Exemple concret : Paul se blesse dans un magasin et a trois ans pour engager une action contre le commerçant. Peu après l’accident, une inondation dévaste la région : les tribunaux sont fermés, les dossiers perdus et Paul est lui‑même sans ressources pour consulter un avocat pendant six mois.
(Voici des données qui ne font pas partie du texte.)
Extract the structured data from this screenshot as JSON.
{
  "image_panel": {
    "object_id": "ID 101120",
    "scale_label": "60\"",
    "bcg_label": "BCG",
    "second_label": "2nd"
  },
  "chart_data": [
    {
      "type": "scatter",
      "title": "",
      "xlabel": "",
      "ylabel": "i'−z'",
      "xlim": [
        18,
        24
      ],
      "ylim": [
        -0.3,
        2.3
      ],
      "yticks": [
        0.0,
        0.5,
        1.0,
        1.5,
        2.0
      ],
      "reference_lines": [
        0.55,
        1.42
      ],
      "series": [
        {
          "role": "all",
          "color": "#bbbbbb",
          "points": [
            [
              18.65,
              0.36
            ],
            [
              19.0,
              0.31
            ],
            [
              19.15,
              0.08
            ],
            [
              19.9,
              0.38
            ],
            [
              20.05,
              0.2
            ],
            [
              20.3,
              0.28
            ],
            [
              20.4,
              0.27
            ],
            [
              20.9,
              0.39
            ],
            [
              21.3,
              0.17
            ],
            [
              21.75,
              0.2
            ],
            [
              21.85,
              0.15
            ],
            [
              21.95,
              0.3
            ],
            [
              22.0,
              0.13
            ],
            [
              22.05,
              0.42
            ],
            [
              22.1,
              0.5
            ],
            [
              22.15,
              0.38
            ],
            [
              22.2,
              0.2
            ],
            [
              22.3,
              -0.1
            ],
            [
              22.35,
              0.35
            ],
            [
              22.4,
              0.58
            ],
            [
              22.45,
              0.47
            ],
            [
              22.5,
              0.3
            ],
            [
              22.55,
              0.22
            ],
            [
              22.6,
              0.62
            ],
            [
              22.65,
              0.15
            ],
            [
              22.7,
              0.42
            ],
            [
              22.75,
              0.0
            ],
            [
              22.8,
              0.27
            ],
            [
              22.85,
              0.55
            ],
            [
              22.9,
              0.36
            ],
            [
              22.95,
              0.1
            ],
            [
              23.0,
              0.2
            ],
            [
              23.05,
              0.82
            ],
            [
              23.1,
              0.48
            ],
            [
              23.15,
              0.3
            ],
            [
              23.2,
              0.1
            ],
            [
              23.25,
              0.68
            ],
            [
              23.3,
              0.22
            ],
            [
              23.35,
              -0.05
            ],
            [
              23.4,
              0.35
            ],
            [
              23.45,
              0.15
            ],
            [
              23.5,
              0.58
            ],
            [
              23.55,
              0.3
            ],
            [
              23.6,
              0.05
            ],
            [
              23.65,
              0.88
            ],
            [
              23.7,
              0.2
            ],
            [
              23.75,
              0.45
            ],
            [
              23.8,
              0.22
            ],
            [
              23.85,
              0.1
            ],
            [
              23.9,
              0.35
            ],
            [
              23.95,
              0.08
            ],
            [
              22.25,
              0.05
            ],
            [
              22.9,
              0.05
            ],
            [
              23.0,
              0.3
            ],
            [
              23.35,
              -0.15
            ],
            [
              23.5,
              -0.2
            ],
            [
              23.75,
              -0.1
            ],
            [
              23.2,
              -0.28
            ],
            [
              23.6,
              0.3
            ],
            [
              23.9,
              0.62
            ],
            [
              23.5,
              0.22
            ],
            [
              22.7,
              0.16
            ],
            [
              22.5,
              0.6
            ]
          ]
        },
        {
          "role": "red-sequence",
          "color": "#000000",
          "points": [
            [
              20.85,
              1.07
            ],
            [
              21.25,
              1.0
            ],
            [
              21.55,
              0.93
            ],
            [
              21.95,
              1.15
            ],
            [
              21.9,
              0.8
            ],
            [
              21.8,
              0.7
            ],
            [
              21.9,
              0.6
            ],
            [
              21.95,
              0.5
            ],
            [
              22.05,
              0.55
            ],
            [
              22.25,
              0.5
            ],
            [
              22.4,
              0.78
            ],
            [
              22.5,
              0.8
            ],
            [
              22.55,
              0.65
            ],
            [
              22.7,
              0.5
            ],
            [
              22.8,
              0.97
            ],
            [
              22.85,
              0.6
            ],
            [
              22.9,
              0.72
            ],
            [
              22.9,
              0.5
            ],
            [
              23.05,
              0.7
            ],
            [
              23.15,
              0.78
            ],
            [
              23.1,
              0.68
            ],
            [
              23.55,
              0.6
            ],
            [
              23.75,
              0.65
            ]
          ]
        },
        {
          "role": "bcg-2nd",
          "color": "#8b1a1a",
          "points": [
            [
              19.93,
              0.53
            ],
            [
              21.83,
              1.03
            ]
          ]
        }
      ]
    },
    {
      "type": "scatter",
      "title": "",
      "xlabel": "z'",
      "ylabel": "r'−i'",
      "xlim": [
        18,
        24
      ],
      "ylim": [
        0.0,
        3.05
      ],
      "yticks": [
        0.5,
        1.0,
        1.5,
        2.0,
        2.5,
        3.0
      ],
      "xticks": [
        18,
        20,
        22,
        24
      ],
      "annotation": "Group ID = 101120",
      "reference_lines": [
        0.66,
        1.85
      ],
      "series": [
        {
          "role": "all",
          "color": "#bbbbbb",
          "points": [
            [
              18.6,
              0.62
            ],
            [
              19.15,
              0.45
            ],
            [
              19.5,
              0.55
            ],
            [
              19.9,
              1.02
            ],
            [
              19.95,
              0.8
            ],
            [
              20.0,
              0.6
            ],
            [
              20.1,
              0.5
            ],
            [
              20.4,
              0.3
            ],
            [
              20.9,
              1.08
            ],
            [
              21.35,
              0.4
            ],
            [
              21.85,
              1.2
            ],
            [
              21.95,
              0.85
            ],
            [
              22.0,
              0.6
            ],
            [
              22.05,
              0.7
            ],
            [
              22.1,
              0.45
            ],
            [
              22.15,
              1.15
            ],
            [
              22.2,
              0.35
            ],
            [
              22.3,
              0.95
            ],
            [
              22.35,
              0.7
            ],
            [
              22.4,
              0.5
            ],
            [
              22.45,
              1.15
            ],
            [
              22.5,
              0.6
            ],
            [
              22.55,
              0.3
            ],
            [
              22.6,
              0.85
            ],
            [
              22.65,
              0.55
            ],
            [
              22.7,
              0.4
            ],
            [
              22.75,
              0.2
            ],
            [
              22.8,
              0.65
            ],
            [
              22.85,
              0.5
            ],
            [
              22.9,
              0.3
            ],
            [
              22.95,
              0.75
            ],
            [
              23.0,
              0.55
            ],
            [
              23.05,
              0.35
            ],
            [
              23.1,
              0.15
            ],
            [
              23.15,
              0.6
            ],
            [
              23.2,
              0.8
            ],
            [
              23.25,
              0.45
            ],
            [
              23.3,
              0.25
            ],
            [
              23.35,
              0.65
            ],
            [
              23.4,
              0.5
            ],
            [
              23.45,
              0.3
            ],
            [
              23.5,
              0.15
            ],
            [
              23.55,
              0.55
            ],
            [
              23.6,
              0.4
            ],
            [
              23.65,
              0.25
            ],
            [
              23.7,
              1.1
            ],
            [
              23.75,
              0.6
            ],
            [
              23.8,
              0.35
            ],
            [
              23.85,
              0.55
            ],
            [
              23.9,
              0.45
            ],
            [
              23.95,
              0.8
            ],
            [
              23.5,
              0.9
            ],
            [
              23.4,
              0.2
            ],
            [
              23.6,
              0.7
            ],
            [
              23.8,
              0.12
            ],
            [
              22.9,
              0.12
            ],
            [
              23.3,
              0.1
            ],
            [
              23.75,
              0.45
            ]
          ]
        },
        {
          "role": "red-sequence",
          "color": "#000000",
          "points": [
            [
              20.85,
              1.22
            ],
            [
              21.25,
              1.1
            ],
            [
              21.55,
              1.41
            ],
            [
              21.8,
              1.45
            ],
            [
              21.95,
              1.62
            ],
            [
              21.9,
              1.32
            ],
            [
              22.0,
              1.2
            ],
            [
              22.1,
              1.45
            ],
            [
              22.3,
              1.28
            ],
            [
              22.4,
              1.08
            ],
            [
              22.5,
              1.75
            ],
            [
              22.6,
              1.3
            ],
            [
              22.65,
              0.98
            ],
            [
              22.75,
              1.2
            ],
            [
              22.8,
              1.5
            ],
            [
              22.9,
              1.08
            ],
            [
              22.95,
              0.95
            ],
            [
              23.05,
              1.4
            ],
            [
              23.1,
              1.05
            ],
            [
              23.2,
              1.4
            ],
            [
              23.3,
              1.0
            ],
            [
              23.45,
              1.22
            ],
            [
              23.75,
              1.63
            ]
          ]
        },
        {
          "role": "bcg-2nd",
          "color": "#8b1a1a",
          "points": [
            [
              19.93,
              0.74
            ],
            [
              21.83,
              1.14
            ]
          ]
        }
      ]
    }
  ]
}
Comme l’empêchement est dû à une force majeure (la catastrophe naturelle) et rendait impossible toute action, le délai de prescription est suspendu pendant la période où Paul ne pouvait pas agir ; il ne perd donc pas ses droits pendant ces six mois.
- La prescription = délai pour agir en justice ; l’article protège celui qui ne peut pas agir.
- Condition : il faut être réellement dans l’impossibilité d’agir.
- Causes reconnues : un empêchement résultant de la loi (ex. interdiction légale), d’une convention (accord entre parties de suspendre les délais) ou de la force majeure (événement imprévisible et extérieur).
- Effet : la prescription « ne court pas » si l’empêchement couvre tout le délai ; elle est « suspendue » si l’empêchement est temporaire (le délai reprend ensuite).
- La preuve de l’empêchement incombe à celui qui l’invoque ; le juge vérifie le caractère objectif et réel de l’empêchement.
- Distinction à connaître : suspension (pause du délai) n’est pas la même chose que l’interruption (qui remet le délai à zéro).
- L’empêchement ne doit pas être imputable à la personne qui invoque la suspension (ex. négligence personnelle).